Cybersecurity … a term we continue to hear more and more. In a blog I wrote earlier this year on the 2017 trends and predictions for the CPA profession, I identified cybersecurity as being a top priority in 2017. This prediction seems to hold true.
In the first five months of the year, two white papers have been published specific to cybersecurity and the CPA profession. In February, the AICPA published a white paper on the top cybercrimes including how CPAs can protect themselves and their clients. In May, the Center for Audit Quality published a white paper titled The CPA’s Role in Addressing Cybersecurity Risk. The remainder of this blog will highlight some of the recent developments in cybersecurity as it relates to the CPA profession.
The top cybercrimes identified in the AICPA’s white paper include tax refund fraud, corporate account takeover, identity theft, data theft and ransomware. At this point, I’m sure everyone has heard of all of these. The biggest challenge is how you, as a CPA, can help your organization or clients avoid being a victim of a cybercrime. Savvy cybercriminals are always finding new ways to circumvent existing security and controls to access information and systems. The constant changes in technology contribute to their effort. Small- to medium-sized businesses are often the target of cybercrimes as there is an expectation that these organizations will have weaker security and controls in place.
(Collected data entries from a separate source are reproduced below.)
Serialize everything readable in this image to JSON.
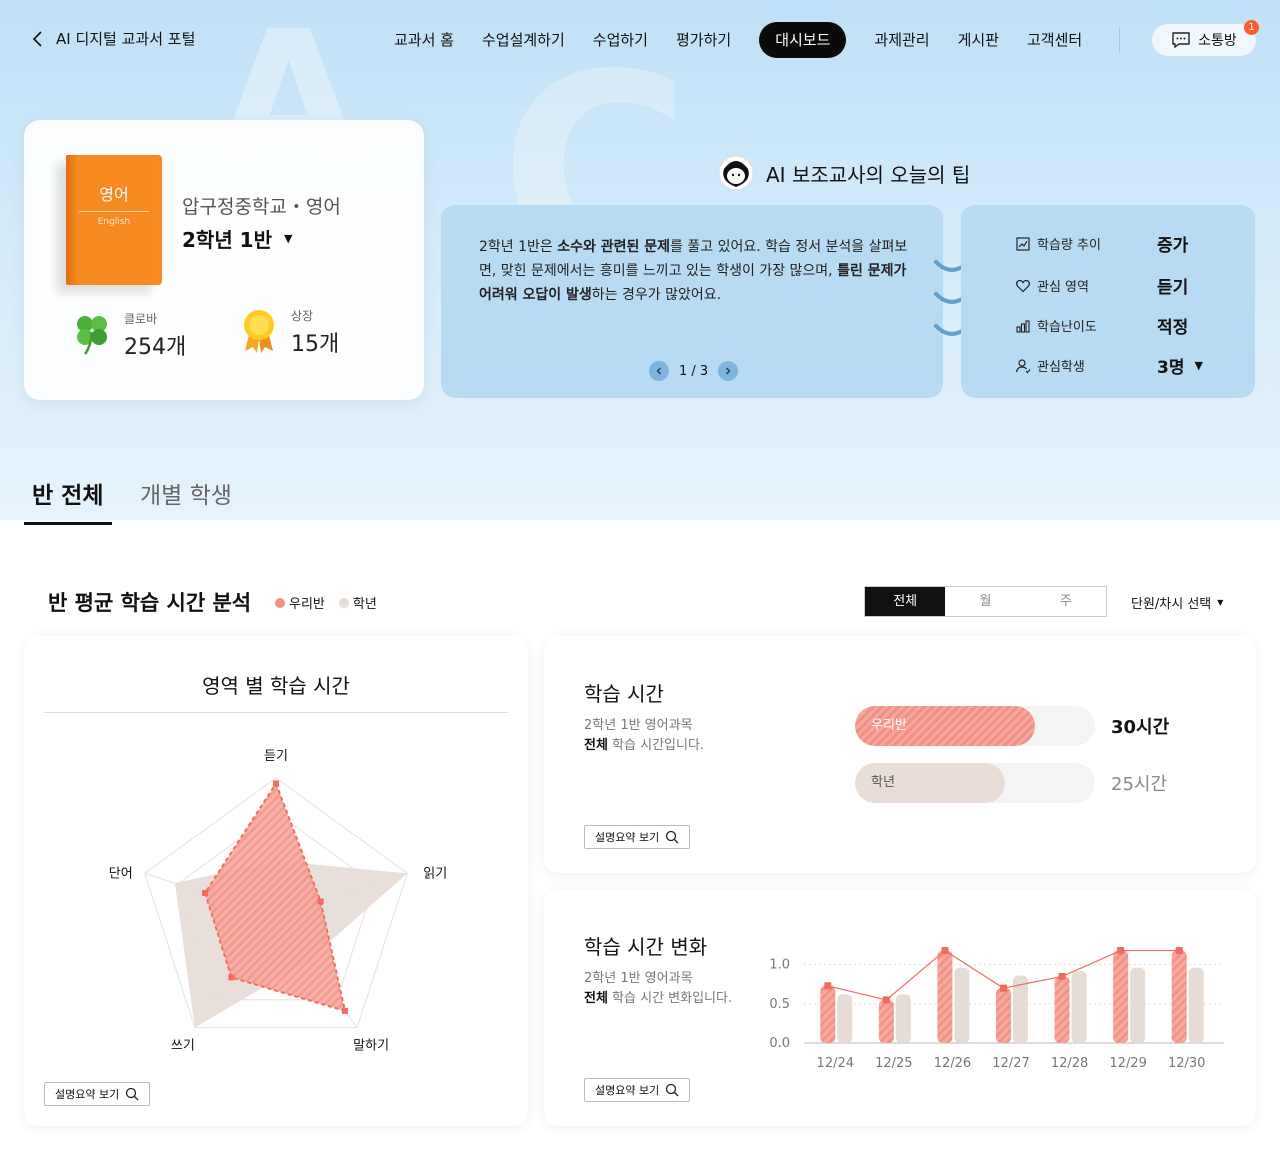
{
  "nav": {
    "back_label": "AI 디지털 교과서 포털",
    "menu": [
      "교과서 홈",
      "수업설계하기",
      "수업하기",
      "평가하기",
      "대시보드",
      "과제관리",
      "게시판",
      "고객센터"
    ],
    "chat_label": "소통방",
    "chat_badge": "1"
  },
  "class_card": {
    "book_title": "영어",
    "book_subtitle": "English",
    "school": "압구정중학교・영어",
    "grade": "2학년 1반",
    "clover_label": "클로바",
    "clover_value": "254개",
    "award_label": "상장",
    "award_value": "15개"
  },
  "tip": {
    "title": "AI 보조교사의 오늘의 팁",
    "text_parts": [
      "2학년 1반은 ",
      "소수와 관련된 문제",
      "를 풀고 있어요. 학습 정서 분석을 살펴보면, 맞힌 문제에서는 흥미를 느끼고 있는 학생이 가장 많으며, ",
      "틀린 문제가 어려워 오답이 발생",
      "하는 경우가 많았어요."
    ],
    "pager": "1 / 3",
    "stats": [
      {
        "label": "학습량 추이",
        "value": "증가",
        "icon": "trend-icon"
      },
      {
        "label": "관심 영역",
        "value": "듣기",
        "icon": "heart-icon"
      },
      {
        "label": "학습난이도",
        "value": "적정",
        "icon": "bar-chart-icon"
      },
      {
        "label": "관심학생",
        "value": "3명",
        "icon": "user-icon"
      }
    ]
  },
  "tabs": [
    "반 전체",
    "개별 학생"
  ],
  "analysis": {
    "title": "반 평균 학습 시간 분석",
    "legend_class": "우리반",
    "legend_grade": "학년",
    "period_options": [
      "전체",
      "월",
      "주"
    ],
    "unit_select": "단원/차시 선택",
    "summary_label": "설명요약 보기"
  },
  "time_card": {
    "title": "학습 시간",
    "sub_line1": "2학년 1반 영어과목",
    "sub_bold": "전체",
    "sub_rest": " 학습 시간입니다.",
    "class_label": "우리반",
    "class_value": "30시간",
    "grade_label": "학년",
    "grade_value": "25시간"
  },
  "change_card": {
    "title": "학습 시간 변화",
    "sub_line1": "2학년 1반 영어과목",
    "sub_bold": "전체",
    "sub_rest": " 학습 시간 변화입니다."
  },
  "colors": {
    "class": "#f48f83",
    "grade": "#e6dcd6",
    "accent": "#111111",
    "badge": "#ff5a29"
  },
  "chart_data": [
    {
      "type": "radar",
      "title": "영역 별 학습 시간",
      "axes": [
        "듣기",
        "읽기",
        "말하기",
        "쓰기",
        "단어"
      ],
      "max": 1.0,
      "series": [
        {
          "name": "우리반",
          "values": [
            0.96,
            0.34,
            0.85,
            0.55,
            0.54
          ]
        },
        {
          "name": "학년",
          "values": [
            0.4,
            1.0,
            0.4,
            1.0,
            0.77
          ]
        }
      ]
    },
    {
      "type": "bar",
      "title": "학습 시간",
      "categories": [
        "우리반",
        "학년"
      ],
      "values": [
        30,
        25
      ],
      "max": 40
    },
    {
      "type": "bar",
      "title": "학습 시간 변화",
      "categories": [
        "12/24",
        "12/25",
        "12/26",
        "12/27",
        "12/28",
        "12/29",
        "12/30"
      ],
      "ylim": [
        0,
        1.2
      ],
      "yticks": [
        "0.0",
        "0.5",
        "1.0"
      ],
      "series": [
        {
          "name": "우리반",
          "values": [
            0.73,
            0.55,
            1.18,
            0.7,
            0.85,
            1.18,
            1.18
          ]
        },
        {
          "name": "학년",
          "values": [
            0.62,
            0.62,
            0.96,
            0.86,
            0.92,
            0.96,
            0.96
          ]
        }
      ]
    }
  ]
}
CPAs can play a significant role in addressing cybersecurity risks within their organizations and at their clients. In order to play this role, CPAs must first understand the top cybercrimes so they are in a position to educate others within their organization and at their clients to help them understand the cybersecurity risks they may face. CPAs can also provide guidance for strengthening policies and procedures to minimize these risks.
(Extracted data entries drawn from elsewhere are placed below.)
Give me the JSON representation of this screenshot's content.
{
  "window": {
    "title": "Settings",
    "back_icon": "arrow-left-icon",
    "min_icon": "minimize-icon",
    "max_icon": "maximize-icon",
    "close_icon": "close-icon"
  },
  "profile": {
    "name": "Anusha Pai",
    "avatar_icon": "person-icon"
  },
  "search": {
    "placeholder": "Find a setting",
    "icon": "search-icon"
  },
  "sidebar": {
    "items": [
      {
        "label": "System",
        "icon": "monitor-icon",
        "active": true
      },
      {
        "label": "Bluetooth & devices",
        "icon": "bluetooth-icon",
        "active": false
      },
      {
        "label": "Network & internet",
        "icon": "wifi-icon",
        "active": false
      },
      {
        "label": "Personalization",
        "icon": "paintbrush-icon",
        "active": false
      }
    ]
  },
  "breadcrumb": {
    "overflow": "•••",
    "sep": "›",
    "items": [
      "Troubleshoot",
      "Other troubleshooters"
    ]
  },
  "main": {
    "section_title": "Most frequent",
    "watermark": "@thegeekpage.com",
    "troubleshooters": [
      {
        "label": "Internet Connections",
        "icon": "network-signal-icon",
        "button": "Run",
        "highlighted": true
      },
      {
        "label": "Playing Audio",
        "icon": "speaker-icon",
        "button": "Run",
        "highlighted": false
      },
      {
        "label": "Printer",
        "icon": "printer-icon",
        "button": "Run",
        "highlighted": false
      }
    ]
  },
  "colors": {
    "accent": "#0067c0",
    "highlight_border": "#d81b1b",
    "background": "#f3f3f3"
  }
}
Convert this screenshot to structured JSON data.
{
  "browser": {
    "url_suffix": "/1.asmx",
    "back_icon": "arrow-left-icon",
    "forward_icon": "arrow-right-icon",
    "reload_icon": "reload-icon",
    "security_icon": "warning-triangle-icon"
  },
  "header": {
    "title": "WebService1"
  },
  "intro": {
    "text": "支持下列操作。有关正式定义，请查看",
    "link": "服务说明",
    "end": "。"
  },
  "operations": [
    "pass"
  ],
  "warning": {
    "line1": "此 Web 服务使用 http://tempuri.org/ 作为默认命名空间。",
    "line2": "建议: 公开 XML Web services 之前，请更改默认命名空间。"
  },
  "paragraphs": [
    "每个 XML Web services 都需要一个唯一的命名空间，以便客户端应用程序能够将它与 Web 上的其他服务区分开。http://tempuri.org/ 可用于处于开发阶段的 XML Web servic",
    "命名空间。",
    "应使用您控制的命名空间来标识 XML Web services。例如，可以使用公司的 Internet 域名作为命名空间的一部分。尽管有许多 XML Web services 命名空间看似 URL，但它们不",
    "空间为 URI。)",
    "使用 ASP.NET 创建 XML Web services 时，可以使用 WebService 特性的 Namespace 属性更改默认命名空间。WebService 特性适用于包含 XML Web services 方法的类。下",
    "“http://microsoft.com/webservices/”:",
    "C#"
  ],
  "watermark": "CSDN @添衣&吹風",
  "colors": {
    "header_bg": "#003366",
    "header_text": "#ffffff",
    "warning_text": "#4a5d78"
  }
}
In response to the rapidly increasing concern over cybersecurity risks, the AICPA has launched a cybersecurity risk management framework that can be utilized by organizations to communicate information about their cybersecurity risk management program to various stakeholders. There are three key components to the framework:
- Management’s description of the entity’s cybersecurity risk management program.
- Management’s assertion to the presentation of their description and that the controls management implemented are operating effectively to achieve the entity’s cybersecurity objectives.
- CPA’s opinion on management’s description and the effectiveness of the controls to meet the entity’s cybersecurity objectives.
This new framework provides opportunities for CPAs in both public accounting and industry. CPAs in industry will be an instrumental part of developing management’s description and assertion. CPAs in public accounting have the opportunity to provide additional value to their clients in performing the cybersecurity examination.
CPAs already possess several strengths for addressing cybersecurity challenges. These strengths are identified in the Center for Quality Control’s white paper as adherence to independence, objectivity and skepticism, experience in independent evaluations, and multidisciplinary strengths. Ultimately, utilization of the framework can help ease cybersecurity concerns internally and externally.
The Indiana CPA Society and AICPA have resources available for addressing cybersecurity, including CPE courses. It is imperative for CPAs to have an understanding of cybersecurity risks and cybercrimes.
What is one thing you can do as an individual or organization to enhance your knowledge in this area to better serve your organization or clients?